Anderson spoke on behalf of dozens of other workers, many of whom lost out on the bonus because they received "not applicable" on certain criteria like training and managing employees.

That lowered their overall score. "It's just messed up how some people didn't get it. I know people who work hard that didn't get it and people who've been out there 25 years. I know they do hard work because I've worked with a lot of them," said Roderick Freeman.

City Manager Alfred Lott said he made the decision to count the NA's against employees. "I was concerned that the employees who had to work all of that criteria would have been put at a disadvantaged," said Lott.
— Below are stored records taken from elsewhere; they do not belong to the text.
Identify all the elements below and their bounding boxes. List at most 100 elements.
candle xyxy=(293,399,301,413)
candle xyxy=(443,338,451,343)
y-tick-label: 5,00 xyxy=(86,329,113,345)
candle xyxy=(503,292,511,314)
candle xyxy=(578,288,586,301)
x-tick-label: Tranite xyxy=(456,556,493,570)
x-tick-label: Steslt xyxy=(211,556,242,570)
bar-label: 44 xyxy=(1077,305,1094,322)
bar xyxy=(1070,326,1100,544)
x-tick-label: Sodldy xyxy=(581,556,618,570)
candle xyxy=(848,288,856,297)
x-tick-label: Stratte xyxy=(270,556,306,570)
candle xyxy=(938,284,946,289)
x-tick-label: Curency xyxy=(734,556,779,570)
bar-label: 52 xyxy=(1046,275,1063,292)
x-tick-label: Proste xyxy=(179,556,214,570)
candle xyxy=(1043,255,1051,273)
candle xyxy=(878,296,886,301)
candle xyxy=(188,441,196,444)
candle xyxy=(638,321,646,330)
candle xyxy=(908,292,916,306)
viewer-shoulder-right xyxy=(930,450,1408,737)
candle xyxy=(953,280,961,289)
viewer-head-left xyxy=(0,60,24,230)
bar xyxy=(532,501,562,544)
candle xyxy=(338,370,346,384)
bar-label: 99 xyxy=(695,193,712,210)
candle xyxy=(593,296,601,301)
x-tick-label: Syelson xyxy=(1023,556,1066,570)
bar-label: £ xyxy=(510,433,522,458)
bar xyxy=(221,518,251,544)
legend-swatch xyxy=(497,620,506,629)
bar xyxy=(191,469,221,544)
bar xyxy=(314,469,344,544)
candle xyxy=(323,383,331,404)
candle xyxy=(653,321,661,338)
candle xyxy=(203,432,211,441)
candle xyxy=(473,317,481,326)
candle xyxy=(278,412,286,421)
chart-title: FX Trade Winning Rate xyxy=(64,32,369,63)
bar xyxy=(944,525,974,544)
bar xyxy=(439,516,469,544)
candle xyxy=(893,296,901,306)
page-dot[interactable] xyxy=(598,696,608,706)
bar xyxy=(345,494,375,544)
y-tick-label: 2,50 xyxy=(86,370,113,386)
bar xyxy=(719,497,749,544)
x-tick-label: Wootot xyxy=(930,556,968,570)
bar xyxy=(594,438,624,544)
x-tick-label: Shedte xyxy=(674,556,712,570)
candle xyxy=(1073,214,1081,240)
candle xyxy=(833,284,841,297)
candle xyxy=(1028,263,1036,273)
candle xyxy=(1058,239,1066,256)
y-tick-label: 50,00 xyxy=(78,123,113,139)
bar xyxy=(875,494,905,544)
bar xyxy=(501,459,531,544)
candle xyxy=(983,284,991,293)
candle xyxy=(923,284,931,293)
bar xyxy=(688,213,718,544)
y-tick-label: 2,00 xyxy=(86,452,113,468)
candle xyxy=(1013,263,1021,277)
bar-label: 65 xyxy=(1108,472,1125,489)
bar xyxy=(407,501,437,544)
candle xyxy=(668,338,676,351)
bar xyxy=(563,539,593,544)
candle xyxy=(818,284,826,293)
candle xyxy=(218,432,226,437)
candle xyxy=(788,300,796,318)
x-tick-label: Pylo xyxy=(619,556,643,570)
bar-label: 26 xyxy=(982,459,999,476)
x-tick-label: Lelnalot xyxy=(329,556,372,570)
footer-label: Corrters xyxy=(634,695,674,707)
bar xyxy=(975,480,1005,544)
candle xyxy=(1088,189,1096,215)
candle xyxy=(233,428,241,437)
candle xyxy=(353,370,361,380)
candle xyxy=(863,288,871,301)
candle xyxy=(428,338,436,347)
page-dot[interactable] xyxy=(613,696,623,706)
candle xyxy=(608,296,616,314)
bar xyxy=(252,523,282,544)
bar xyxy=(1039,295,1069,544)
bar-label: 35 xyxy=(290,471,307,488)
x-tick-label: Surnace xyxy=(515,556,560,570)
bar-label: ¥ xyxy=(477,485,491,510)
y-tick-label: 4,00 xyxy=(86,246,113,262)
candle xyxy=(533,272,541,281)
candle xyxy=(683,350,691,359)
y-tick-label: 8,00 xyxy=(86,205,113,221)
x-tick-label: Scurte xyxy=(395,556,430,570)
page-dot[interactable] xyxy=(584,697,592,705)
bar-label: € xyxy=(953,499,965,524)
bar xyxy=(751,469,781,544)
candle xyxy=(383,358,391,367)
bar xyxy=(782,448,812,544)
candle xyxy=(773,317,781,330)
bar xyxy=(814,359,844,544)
But he says he didn't predict so many problems or upset employees. "Therefore I elected to reconsider and give credit to those people."

Lott told commissioners he would review and recalculate the scores of 51 employees who didn't get the bonus because of the NA's. Handing out more bonuses could cost up to $56,000, but commissioners say that's OK.

Commissioner Tommy Postell said, "I feel that if there was a man-made error, it should be corrected. Those 51 person should not be penalized because the error was not theirs. It was ours."

But commissioners disagreed on whether merit pay raises should continue, after the city implements a new, less subjective job appraisal system. "My main concern is that we proceed with the merit raise," said Commissioner Bo Dorough. "That's the only way we're going to reward superior and we're going to identify employees who are not performing at a satisfactory level."

Commissioner Tommy Postell was applauded by employees after suggesting across the board raises each year rather than merit based incentives. "That's the only way you're going to be satisfied with not having a mass production like we had this morning with disgruntled employees."

Most of the employees we talked to were happy and satisfied that the city manager was recalculating the scores. They hope they will now get the bonus they earned. The city is implementing a new performance pay system they say is less subjective and more goal based, which will hopefully prevent more problems like this one.

The problems started as soon as the $1,100 bonuses were handed out in February. 380 of 740 city employees got the bonuses, which cost the city about $400,000.

Employees immediately started complaining about the bonuses to supervisors, human resources staffers and commissioners.

March 21st, Assistant City Manager Kevin Hogencamp announced his resignation. He said he couldn't work for a city manager who didn't help employees who were unfairly appraised and therefore missed out on the bonus.

Ten days later on March 31st, computer analyst Simit Patel quit, too. He said the NA's caused him not the get the bonus even though he scored high in other categories and the Human Resource department ignored his complaints.

That same week, commissioners asked the city manager for a full report on the controversy.